Filistinli Kadınları Anlamak: Yıldız Ramazanoğlu
Tanımadığınız bir kadınla sohbet ediyorsunuz. Sohbette kadının uzun süredir bir savaşta olduğunu ve savaştan dolayı göç ettiğini anladınız. Herhangi bir ulus, din, millet ya da belirleyici sıfat vermeyen kadının hangi cümlesi size “Filistinli” olduğunu anlatırdı?
Oldu bile. İsam’da yemek yerken aynı masada oturan iki kadından biri diğerine “Ölülerimizi gömdüğümüz toplu mezara buldozerle saldırıp şehitlerin bedenini etrafa saçtılar” diyordu. Hemen anlıyorsunuz Filistinli o. Kötülükte daha ne kadar aşağılara inilebilir diye bir deney yapılan ülkeden. Esfeli safilin’in ne olduğunu, cehennemin ne kadar gerekli olduğunu anlamakta zorluk çekenler için küresel okul.
Dünyanın birçok yerinde kadınlar birçok acıya maruz kalmaktadır. Son yaşanan olaylar itibarıyla gözümüzün önünde zulme uğrayan Filistinli kadınlar var. Filistin’in dışında yaşayan bir kadın Filistinli kadının sevincini, üzüntüsünü, acısını niçin anlamalı ve ona nasıl sahip çıkmalı?
Bir kadın Filistinli kadını anlamasının imkansız olduğunu idrak etmeli her şeyden önce. “Allah’ım bombalandığımızda çocuklarım tek parça kalabilsin” diye dua ederek yatan bir kadını anlayamayız. “Annem, babam, bütün kardeşlerim öldü. Hepsi cennete gittiler.” diye sevinen bir kız çocuğun sevincinin yüz bileşenli mahiyetini de anlayamayız. “İyi o zaman” mı diyeceğiz? Biz sadece zalime ve zulme odaklanabiliriz ve ortak insani bir kuşatmayla bu kötülüğü bertaraf etmenin bütün yollarını imkanlarını masaya yatırıp çalışmaya başlayabiliriz.
Bir ev hanımı, öğrenci, çalışan ya da çalışmayan herhangi bir kadın size “Ben Filistinli bir kadın için bir şeyler yapabilme gücüne sahip değilim. Onlar için ne yapabilirim?” dediğinde siz ona ne tavsiye edersiniz?
Biz birbirimizi sevmiyoruz, kalplerimiz uzaklaştı, bölündük parçalandık. Buradan başlamak lazım. Selamı yayarak başlayabiliriz.

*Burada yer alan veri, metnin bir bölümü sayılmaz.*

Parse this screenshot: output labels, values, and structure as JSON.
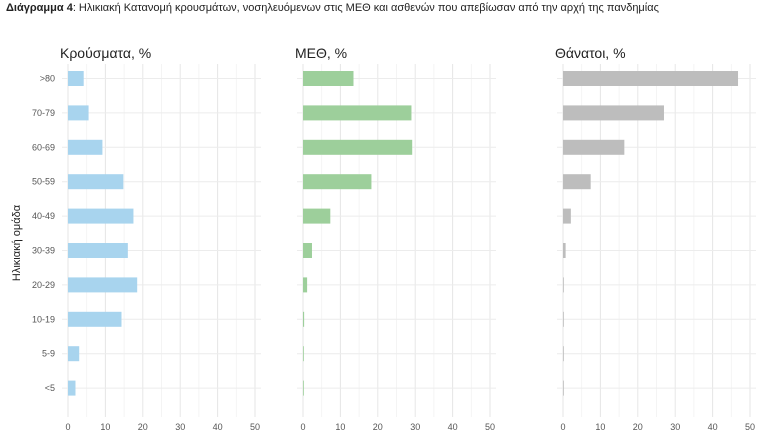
{
  "caption": {
    "bold": "Διάγραμμα 4",
    "text": ": Ηλικιακή Κατανομή κρουσμάτων, νοσηλευόμενων στις ΜΕΘ και ασθενών που απεβίωσαν από την αρχή της πανδημίας"
  },
  "chart_data": {
    "type": "bar",
    "orientation": "horizontal",
    "ylabel": "Ηλικιακή ομάδα",
    "categories": [
      ">80",
      "70-79",
      "60-69",
      "50-59",
      "40-49",
      "30-39",
      "20-29",
      "10-19",
      "5-9",
      "<5"
    ],
    "xlim": [
      0,
      50
    ],
    "xticks": [
      0,
      10,
      20,
      30,
      40,
      50
    ],
    "grid": true,
    "panels": [
      {
        "title": "Κρούσματα, %",
        "color": "#a8d4ee",
        "values": [
          4.2,
          5.5,
          9.2,
          14.8,
          17.5,
          16.0,
          18.5,
          14.3,
          3.0,
          2.0
        ]
      },
      {
        "title": "ΜΕΘ, %",
        "color": "#9dcf9b",
        "values": [
          13.5,
          29.0,
          29.2,
          18.3,
          7.3,
          2.4,
          1.1,
          0.3,
          0.2,
          0.2
        ]
      },
      {
        "title": "Θάνατοι, %",
        "color": "#bdbdbd",
        "values": [
          46.8,
          27.0,
          16.4,
          7.4,
          2.1,
          0.7,
          0.2,
          0.1,
          0.0,
          0.05
        ]
      }
    ]
  }
}
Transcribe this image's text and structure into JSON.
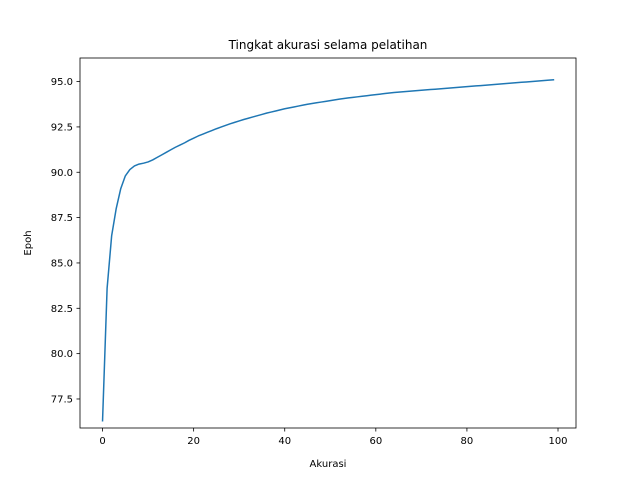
{
  "chart_data": {
    "type": "line",
    "title": "Tingkat akurasi selama pelatihan",
    "xlabel": "Akurasi",
    "ylabel": "Epoh",
    "xlim": [
      -4.95,
      103.95
    ],
    "ylim": [
      75.9,
      96.3
    ],
    "xticks": [
      0,
      20,
      40,
      60,
      80,
      100
    ],
    "yticks": [
      77.5,
      80.0,
      82.5,
      85.0,
      87.5,
      90.0,
      92.5,
      95.0
    ],
    "grid": false,
    "colors": {
      "line": "#1f77b4"
    },
    "series": [
      {
        "x": [
          0,
          1,
          2,
          3,
          4,
          5,
          6,
          7,
          8,
          9,
          10,
          11,
          12,
          13,
          14,
          15,
          16,
          17,
          18,
          19,
          20,
          21,
          22,
          23,
          24,
          25,
          26,
          27,
          28,
          29,
          30,
          31,
          32,
          33,
          34,
          35,
          36,
          37,
          38,
          39,
          40,
          41,
          42,
          43,
          44,
          45,
          46,
          47,
          48,
          49,
          50,
          51,
          52,
          53,
          54,
          55,
          56,
          57,
          58,
          59,
          60,
          61,
          62,
          63,
          64,
          65,
          66,
          67,
          68,
          69,
          70,
          71,
          72,
          73,
          74,
          75,
          76,
          77,
          78,
          79,
          80,
          81,
          82,
          83,
          84,
          85,
          86,
          87,
          88,
          89,
          90,
          91,
          92,
          93,
          94,
          95,
          96,
          97,
          98,
          99
        ],
        "y": [
          76.3,
          83.6,
          86.5,
          88.0,
          89.1,
          89.8,
          90.15,
          90.35,
          90.45,
          90.5,
          90.57,
          90.68,
          90.82,
          90.96,
          91.1,
          91.24,
          91.38,
          91.5,
          91.62,
          91.76,
          91.88,
          92.0,
          92.1,
          92.2,
          92.3,
          92.4,
          92.49,
          92.58,
          92.67,
          92.75,
          92.83,
          92.91,
          92.98,
          93.05,
          93.12,
          93.19,
          93.26,
          93.32,
          93.38,
          93.44,
          93.5,
          93.55,
          93.6,
          93.65,
          93.7,
          93.75,
          93.79,
          93.83,
          93.87,
          93.91,
          93.95,
          93.99,
          94.03,
          94.07,
          94.1,
          94.13,
          94.16,
          94.19,
          94.22,
          94.25,
          94.28,
          94.31,
          94.34,
          94.37,
          94.4,
          94.42,
          94.44,
          94.46,
          94.48,
          94.5,
          94.52,
          94.54,
          94.56,
          94.58,
          94.6,
          94.62,
          94.64,
          94.66,
          94.68,
          94.7,
          94.72,
          94.74,
          94.76,
          94.78,
          94.8,
          94.82,
          94.84,
          94.86,
          94.88,
          94.9,
          94.92,
          94.94,
          94.96,
          94.98,
          95.0,
          95.02,
          95.04,
          95.06,
          95.08,
          95.1
        ]
      }
    ]
  }
}
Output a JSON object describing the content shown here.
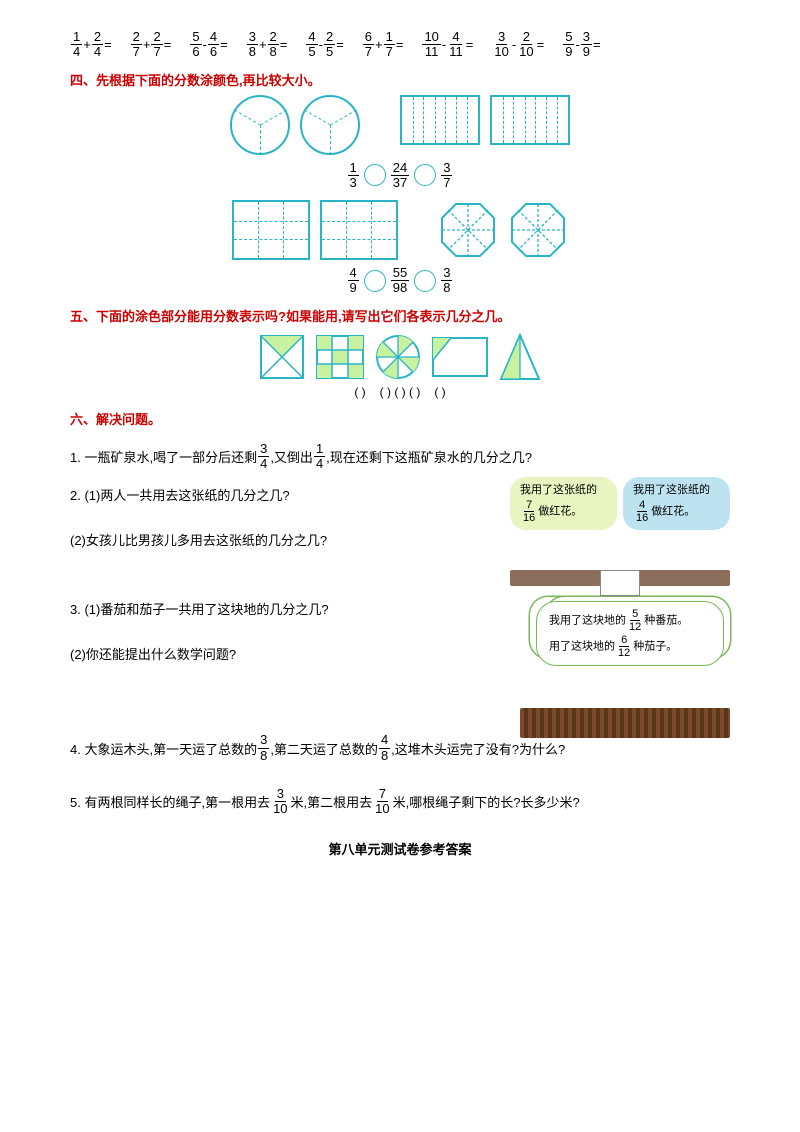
{
  "equations": [
    {
      "a": {
        "n": "1",
        "d": "4"
      },
      "op": "+",
      "b": {
        "n": "2",
        "d": "4"
      },
      "suffix": "=  "
    },
    {
      "a": {
        "n": "2",
        "d": "7"
      },
      "op": "+",
      "b": {
        "n": "2",
        "d": "7"
      },
      "suffix": "=  "
    },
    {
      "a": {
        "n": "5",
        "d": "6"
      },
      "op": "-",
      "b": {
        "n": "4",
        "d": "6"
      },
      "suffix": "="
    },
    {
      "a": {
        "n": "3",
        "d": "8"
      },
      "op": "+",
      "b": {
        "n": "2",
        "d": "8"
      },
      "suffix": "="
    },
    {
      "a": {
        "n": "4",
        "d": "5"
      },
      "op": "-",
      "b": {
        "n": "2",
        "d": "5"
      },
      "suffix": "="
    },
    {
      "a": {
        "n": "6",
        "d": "7"
      },
      "op": "+",
      "b": {
        "n": "1",
        "d": "7"
      },
      "suffix": "="
    },
    {
      "a": {
        "n": "10",
        "d": "11"
      },
      "op": "-",
      "b": {
        "n": "4",
        "d": "11"
      },
      "suffix": "="
    },
    {
      "a": {
        "n": "3",
        "d": "10"
      },
      "op": "-",
      "b": {
        "n": "2",
        "d": "10"
      },
      "suffix": "="
    },
    {
      "a": {
        "n": "5",
        "d": "9"
      },
      "op": "-",
      "b": {
        "n": "3",
        "d": "9"
      },
      "suffix": "=  "
    }
  ],
  "section4": {
    "title": "四、先根据下面的分数涂颜色,再比较大小。",
    "cmp1": {
      "a": {
        "n": "1",
        "d": "3"
      },
      "mid": {
        "n": "24",
        "d": "37"
      },
      "b": {
        "n": "3",
        "d": "7"
      }
    },
    "cmp2": {
      "a": {
        "n": "4",
        "d": "9"
      },
      "mid": {
        "n": "55",
        "d": "98"
      },
      "b": {
        "n": "3",
        "d": "8"
      }
    }
  },
  "section5": {
    "title": "五、下面的涂色部分能用分数表示吗?如果能用,请写出它们各表示几分之几。",
    "answers": [
      "(  )",
      "  (  )  (  )  (  )",
      "  (  )"
    ]
  },
  "section6": {
    "title": "六、解决问题。",
    "q1": {
      "pre": "1. 一瓶矿泉水,喝了一部分后还剩",
      "f1": {
        "n": "3",
        "d": "4"
      },
      "mid": ",又倒出",
      "f2": {
        "n": "1",
        "d": "4"
      },
      "post": ",现在还剩下这瓶矿泉水的几分之几?"
    },
    "q2": {
      "p1": "2. (1)两人一共用去这张纸的几分之几?",
      "p2": "(2)女孩儿比男孩儿多用去这张纸的几分之几?",
      "bub1_pre": "我用了这张纸的",
      "bub1_f": {
        "n": "7",
        "d": "16"
      },
      "bub1_post": "做红花。",
      "bub2_pre": "我用了这张纸的",
      "bub2_f": {
        "n": "4",
        "d": "16"
      },
      "bub2_post": "做红花。"
    },
    "q3": {
      "p1": "3. (1)番茄和茄子一共用了这块地的几分之几?",
      "p2": "(2)你还能提出什么数学问题?",
      "cloud1_pre": "我用了这块地的",
      "cloud1_f": {
        "n": "5",
        "d": "12"
      },
      "cloud1_post": "种番茄。",
      "cloud2_pre": "用了这块地的",
      "cloud2_f": {
        "n": "6",
        "d": "12"
      },
      "cloud2_post": "种茄子。"
    },
    "q4": {
      "pre": "4. 大象运木头,第一天运了总数的",
      "f1": {
        "n": "3",
        "d": "8"
      },
      "mid": ",第二天运了总数的",
      "f2": {
        "n": "4",
        "d": "8"
      },
      "post": ",这堆木头运完了没有?为什么?"
    },
    "q5": {
      "pre": "5. 有两根同样长的绳子,第一根用去",
      "f1": {
        "n": "3",
        "d": "10"
      },
      "mid": "米,第二根用去",
      "f2": {
        "n": "7",
        "d": "10"
      },
      "post": "米,哪根绳子剩下的长?长多少米?"
    }
  },
  "answer_title": "第八单元测试卷参考答案",
  "colors": {
    "shape": "#2ab5c6",
    "fill": "#c8f2a0"
  }
}
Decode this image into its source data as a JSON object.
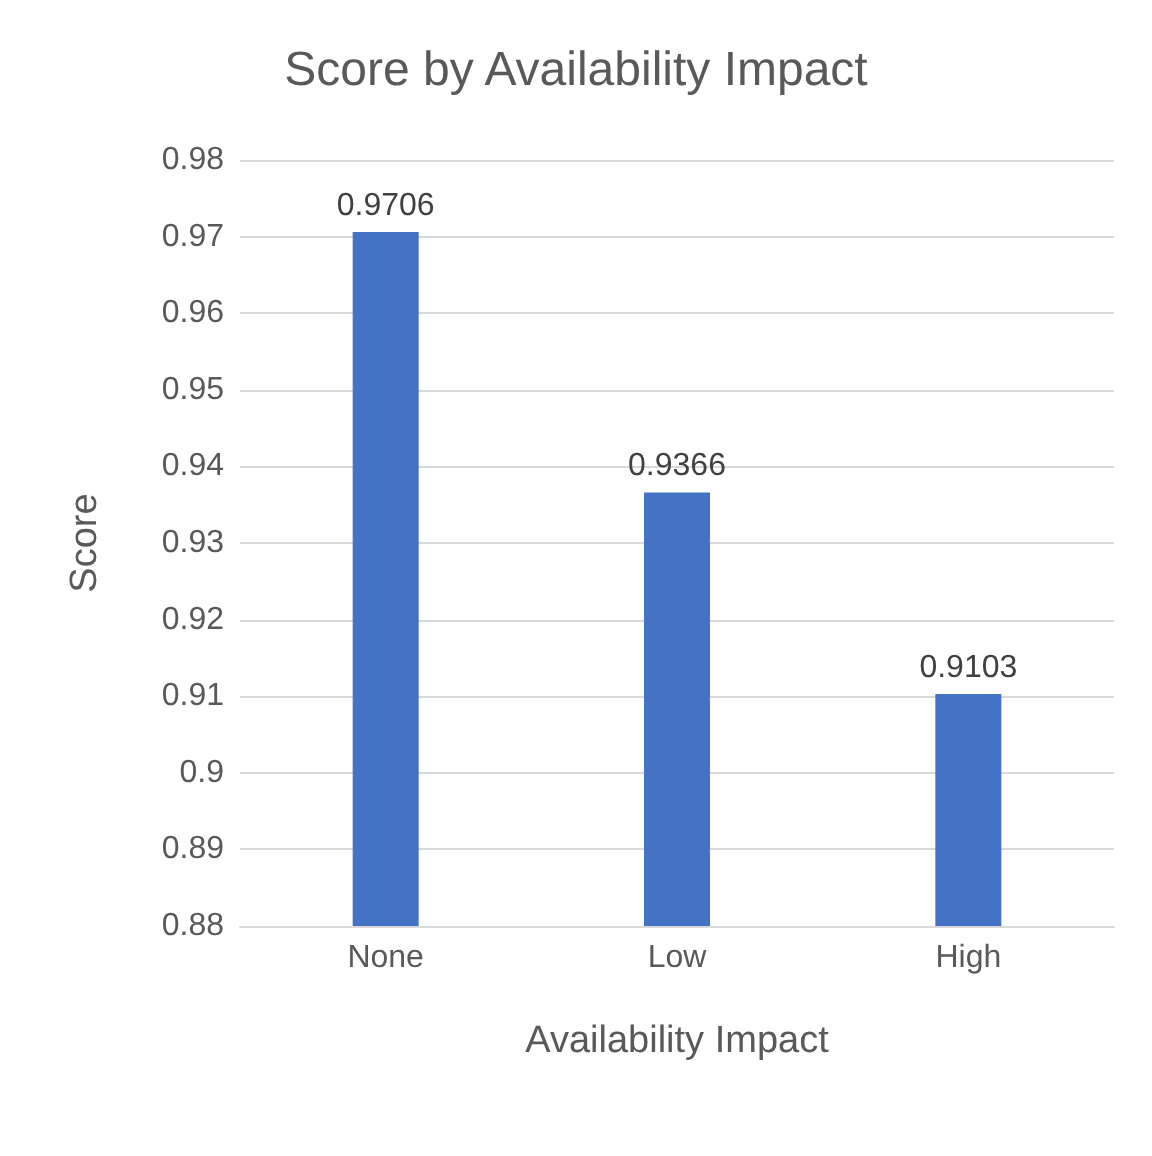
{
  "chart_data": {
    "type": "bar",
    "title": "Score by Availability Impact",
    "xlabel": "Availability Impact",
    "ylabel": "Score",
    "categories": [
      "None",
      "Low",
      "High"
    ],
    "values": [
      0.9706,
      0.9366,
      0.9103
    ],
    "color": "#4472c4",
    "ylim": [
      0.88,
      0.98
    ],
    "yticks": [
      0.88,
      0.89,
      0.9,
      0.91,
      0.92,
      0.93,
      0.94,
      0.95,
      0.96,
      0.97,
      0.98
    ],
    "grid": "y",
    "data_labels": true
  }
}
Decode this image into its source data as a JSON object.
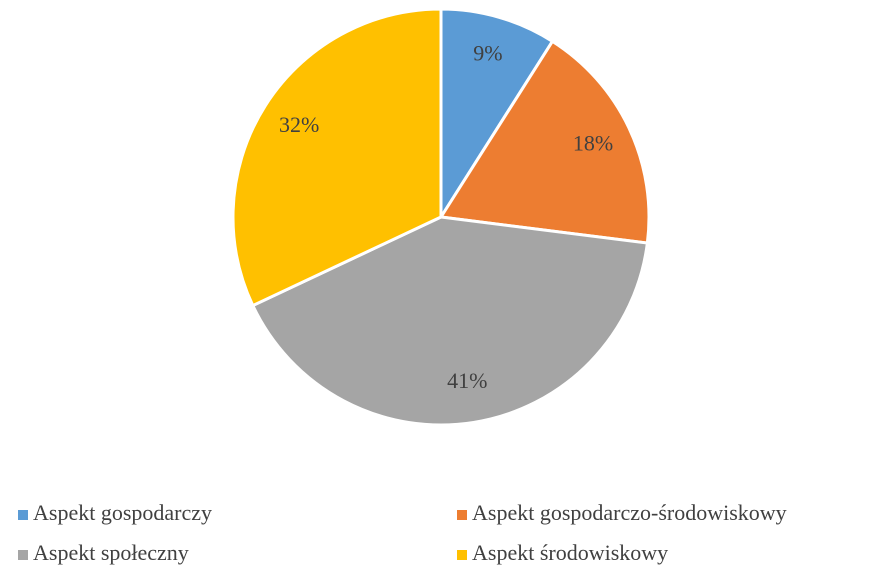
{
  "chart_data": {
    "type": "pie",
    "categories": [
      "Aspekt gospodarczy",
      "Aspekt gospodarczo-środowiskowy",
      "Aspekt społeczny",
      "Aspekt środowiskowy"
    ],
    "values": [
      9,
      18,
      41,
      32
    ],
    "value_labels": [
      "9%",
      "18%",
      "41%",
      "32%"
    ],
    "colors": [
      "#5b9bd5",
      "#ed7d31",
      "#a5a5a5",
      "#ffc000"
    ],
    "legend": "bottom"
  }
}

Kimseyi suçlamadan, başkalarının duyarsızlığıyla kendimizi, vaktimizi lekelemeden öz varlığımızdan yola çıkabiliriz. Yaşananları gündemden düşürmeyecek bir uyanıklık içinde bildiğimiz bütün dilleri kullanarak dünyaya seslenebiliriz. Sadece oradaki gündelik hayat ayrıntılarına odaklanan bir farkındalık ağı için örgütlenmek lazım. Kendimizi insanlığın ortak kurtuluşuna emek verecek şekilde donatmalıyız. “Benim hayatım ölümüm ve namazım alemlerin Rabbi içindir.” ayetindeki gibi. Varlığımızın merkezinde kul olmanın sorumluluğu olmalı.
Uluslararası kadın örgütlerinin Filistinli kadınlar için mücadele ettiğini düşünüyor musunuz? Ve bu mücadele sizce nasıl olmalıdır?
Amerika ve Avrupa’daki gösterilerde feminist kadın hareketlerinden katılan önemli bileşenler var. Yazarlar, şairler, oyuncular, şarkıcılar kariyerlerini neredeyse yakmayı göze alan cesur insanlar. İnsan kalmak ya da özünü yitirmek ikilemi arasında; seçenekler çok netleşti, buğz bile edemiyorsak, beyin ölümü gerçekleşmiş sürüklenen bir bedene hapsolmak mukadder. Elbette üsttenci beyaz, kolonyalist, Müslüman kadınlara ne yapması gerektiğini söyleyen, işgallerin kurtarıcı ahlaki zeminini kurma iddiasındaki zavallı kadın örgütleri şimdilik seyrediyor. Geçmişte NewYork’ta katıldığım bir toplantıda yine İsrail korkunç katliamlar yaparken “Filistinli erkeklerin ev içi şiddeti” diye başlık açıp konuşanlar vardı. “Önce ailelerin yok edilişini, erkeklerin ve kadınların şimdi orada öldürülmesini” konuşalım deyince susturmaya çalışmışlardı. Herkes her şeyi biliyor ve görüyor fakat insan tercih yapan bir varlık.